Proceeding to the next vignette(s) will require the pariahs squeezing past the attendants, something they will resist unless they can be persuaded to shuffle round or leave their task. They are terrified of the bear waking up, and will only move if they feel their task is going to be taken care of.

Persuading the bear to come with them will be a difficult task: perhaps it could be lured or baited somehow? Once in the next vignette, it will assume its true form as a pariah ancestor, though they may (GM's discretion) return to spirit bear form if they ever travel back through this scene again.

Environment



4. The Forest

Enormous, ancient trees rise up from the ground forming a closed canopy more than one hundred feet above. The boughs are motionless, the air is still and the leaves are bereft of colour. It is dark, perhaps visibility is at only 30' or so. It is silent.

Apart from the voice. The voice calling to a random pariah, of a friend or comrade they thought had died long ago. They can follow the voice or attempt to resist (roll under life force on 3d12), but if they succeed they will have to resist again each minute unless they find some way of shutting out the voice. No one else can hear it.

If they follow the voice, it will lead them into the darkest depths of the woods and they will be lost in three minutes unless their colleagues can locate them.

5. The Burial Mound

Darkness seems to close in rapidly as the pariahs movements begin to slow, as though they are wading through thick mud.

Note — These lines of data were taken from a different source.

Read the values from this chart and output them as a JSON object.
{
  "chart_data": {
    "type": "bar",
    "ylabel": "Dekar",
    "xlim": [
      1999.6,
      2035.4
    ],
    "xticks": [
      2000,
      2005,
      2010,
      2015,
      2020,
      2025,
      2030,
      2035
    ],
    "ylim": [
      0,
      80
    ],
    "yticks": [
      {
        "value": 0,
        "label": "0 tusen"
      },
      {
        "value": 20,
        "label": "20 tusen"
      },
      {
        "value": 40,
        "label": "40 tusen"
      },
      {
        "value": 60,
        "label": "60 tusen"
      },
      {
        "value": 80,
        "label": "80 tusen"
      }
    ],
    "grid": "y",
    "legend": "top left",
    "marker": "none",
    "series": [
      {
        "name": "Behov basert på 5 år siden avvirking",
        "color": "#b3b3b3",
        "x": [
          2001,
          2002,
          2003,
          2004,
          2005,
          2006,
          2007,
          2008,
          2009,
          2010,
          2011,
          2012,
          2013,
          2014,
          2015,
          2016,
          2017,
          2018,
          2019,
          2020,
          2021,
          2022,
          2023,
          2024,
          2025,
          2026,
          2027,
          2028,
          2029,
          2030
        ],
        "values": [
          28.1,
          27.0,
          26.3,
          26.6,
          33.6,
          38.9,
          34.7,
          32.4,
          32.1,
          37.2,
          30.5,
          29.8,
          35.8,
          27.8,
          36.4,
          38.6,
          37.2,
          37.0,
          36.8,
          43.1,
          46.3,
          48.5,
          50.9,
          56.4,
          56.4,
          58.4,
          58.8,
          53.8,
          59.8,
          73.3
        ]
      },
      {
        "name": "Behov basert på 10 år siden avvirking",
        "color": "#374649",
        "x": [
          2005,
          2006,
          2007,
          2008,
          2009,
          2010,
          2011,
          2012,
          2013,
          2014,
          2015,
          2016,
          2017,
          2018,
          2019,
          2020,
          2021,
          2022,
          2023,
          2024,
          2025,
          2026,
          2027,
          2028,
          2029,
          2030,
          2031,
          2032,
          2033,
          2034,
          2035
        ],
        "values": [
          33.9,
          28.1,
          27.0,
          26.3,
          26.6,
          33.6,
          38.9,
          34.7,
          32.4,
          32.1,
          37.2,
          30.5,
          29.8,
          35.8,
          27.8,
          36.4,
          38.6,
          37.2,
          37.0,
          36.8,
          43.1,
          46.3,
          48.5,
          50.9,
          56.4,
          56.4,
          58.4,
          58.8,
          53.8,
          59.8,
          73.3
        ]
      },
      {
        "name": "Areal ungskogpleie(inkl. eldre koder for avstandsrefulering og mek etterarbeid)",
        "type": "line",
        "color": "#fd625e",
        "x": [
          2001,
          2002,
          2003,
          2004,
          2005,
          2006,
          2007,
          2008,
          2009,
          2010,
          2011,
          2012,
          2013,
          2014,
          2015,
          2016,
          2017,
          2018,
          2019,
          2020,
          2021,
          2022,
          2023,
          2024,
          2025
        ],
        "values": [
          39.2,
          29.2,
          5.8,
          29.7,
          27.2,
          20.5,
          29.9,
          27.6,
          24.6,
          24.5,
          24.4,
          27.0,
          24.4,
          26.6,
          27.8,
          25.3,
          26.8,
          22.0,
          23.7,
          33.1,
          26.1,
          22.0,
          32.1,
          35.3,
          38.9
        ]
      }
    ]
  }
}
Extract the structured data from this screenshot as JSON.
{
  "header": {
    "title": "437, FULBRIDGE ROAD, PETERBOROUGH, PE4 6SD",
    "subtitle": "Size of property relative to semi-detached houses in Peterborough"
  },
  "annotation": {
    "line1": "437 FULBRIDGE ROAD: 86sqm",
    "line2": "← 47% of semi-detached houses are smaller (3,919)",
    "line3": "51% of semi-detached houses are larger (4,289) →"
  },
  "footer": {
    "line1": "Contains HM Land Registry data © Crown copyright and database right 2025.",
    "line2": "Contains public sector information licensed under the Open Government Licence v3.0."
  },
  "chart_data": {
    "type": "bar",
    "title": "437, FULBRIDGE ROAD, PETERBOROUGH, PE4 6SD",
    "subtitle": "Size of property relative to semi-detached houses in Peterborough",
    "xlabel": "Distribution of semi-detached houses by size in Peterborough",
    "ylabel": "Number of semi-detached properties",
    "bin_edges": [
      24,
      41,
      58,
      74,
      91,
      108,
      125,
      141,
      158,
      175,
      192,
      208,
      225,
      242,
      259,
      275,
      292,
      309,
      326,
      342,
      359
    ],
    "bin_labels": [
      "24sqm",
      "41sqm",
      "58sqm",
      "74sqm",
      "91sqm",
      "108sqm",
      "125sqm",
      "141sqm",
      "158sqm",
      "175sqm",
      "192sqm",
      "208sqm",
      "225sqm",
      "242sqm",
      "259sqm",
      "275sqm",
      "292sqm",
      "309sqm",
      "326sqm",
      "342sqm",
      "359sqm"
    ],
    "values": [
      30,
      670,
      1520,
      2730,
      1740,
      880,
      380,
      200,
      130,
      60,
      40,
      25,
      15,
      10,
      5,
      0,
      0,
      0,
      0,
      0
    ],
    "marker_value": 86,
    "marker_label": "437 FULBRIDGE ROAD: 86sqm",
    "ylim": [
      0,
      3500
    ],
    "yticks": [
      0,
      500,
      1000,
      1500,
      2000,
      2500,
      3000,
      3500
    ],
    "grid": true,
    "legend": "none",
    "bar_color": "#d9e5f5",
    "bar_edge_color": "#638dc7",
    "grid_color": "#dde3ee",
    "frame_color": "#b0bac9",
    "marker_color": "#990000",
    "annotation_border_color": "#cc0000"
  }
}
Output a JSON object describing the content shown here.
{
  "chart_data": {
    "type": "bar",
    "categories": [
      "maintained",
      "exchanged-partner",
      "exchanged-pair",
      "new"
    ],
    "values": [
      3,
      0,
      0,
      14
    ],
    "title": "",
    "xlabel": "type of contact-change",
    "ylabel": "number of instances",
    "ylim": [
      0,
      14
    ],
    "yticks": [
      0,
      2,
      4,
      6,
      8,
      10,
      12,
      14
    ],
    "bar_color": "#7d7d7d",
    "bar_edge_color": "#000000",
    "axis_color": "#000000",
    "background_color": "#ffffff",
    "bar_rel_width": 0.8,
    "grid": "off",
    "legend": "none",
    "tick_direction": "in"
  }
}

Too late does it dawn on them that they are buried beneath tonnes of soft earth, and must claw their way to the surface. Each pariah clawing their way up must make 5 successful rolls beneath their lifeforce on 4d12. Players can do this as rapidly as they want, but for each minute of real time that passes, their pariah's life-force is reduced by one point.

After 5 successful rolls they emerge, gasping, in the middle of their own funeral. Six ghostly, silent figures encircle a fresh burial mound (from which the pariahs are emerging) in the middle of a grey heath or scrubland. Whatever vignette was generated is occurring just beyond, quite oblivious to the rites going on.

Any pariah who elects not to struggle will receive one point of lifeforce damage each minute but, after four minutes, they will be transported into the position of one of the funeral attendants. When they eventually return to the Here and Now, they will gain 1d4 points of WIS. 

6. The Funerary Pyre.

In a matter of milliseconds, everything is suddenly ablaze. The pariahs witness the generated vignette occurring before them, but they are all aflame. The heat is unbearable, the pain searing... the spirits seem unaffected.

Each minute of real time that passes here causes 1d4 life force of damage. Possible ways to overcome this problem:
  • Resolve the vignette super quickly.
  • Extinguish the flames (will require multiple buckets of water; "manifested" buckets/containers etc. will not carry water between vignettes).
  • Spend lifeforce to manifest water (10points should do it).
  • Wear the skin of a burned one or other slain fire spirit encountered here.

Ancestor


5. Father & 6. Mother

"Father" corresponds to a male parent or guardian of one of the pariahs. Alternatively, it may correspond to a male mentor (though uncle might be better dependent on circumstances).

"Mother" corresponds to a female parent or guardian of one of the pariahs. Alternatively, it may correspond to a female mentor (though aunt might be better dependent on circumstances)

The parent will react to their child in a similar to how they did in life, though any negativity is likely to have been mollified by their recent death. They are aware that they have died but they are angry and indignant, and will continue to express how upset they are at all the unfinished business they have yet to attend to.

Unless their is a specific piece of campaign history that this would contradict, the parent is usually happy to help their child in any way possible, particularly if they have the opportunity to experience life once again, albeit vicariously.

There is a 1-in-6 chance that the parent-spirit will have a pipe of ghost sage, the dead world's equivalent of sorcerer's sage. There is enough to extend their experience of the realm of the dead by two hours for one pariah, but it must be shared equally (thus 2 pariahs = 1 hour, 3pariahs = 40 minutes etc.)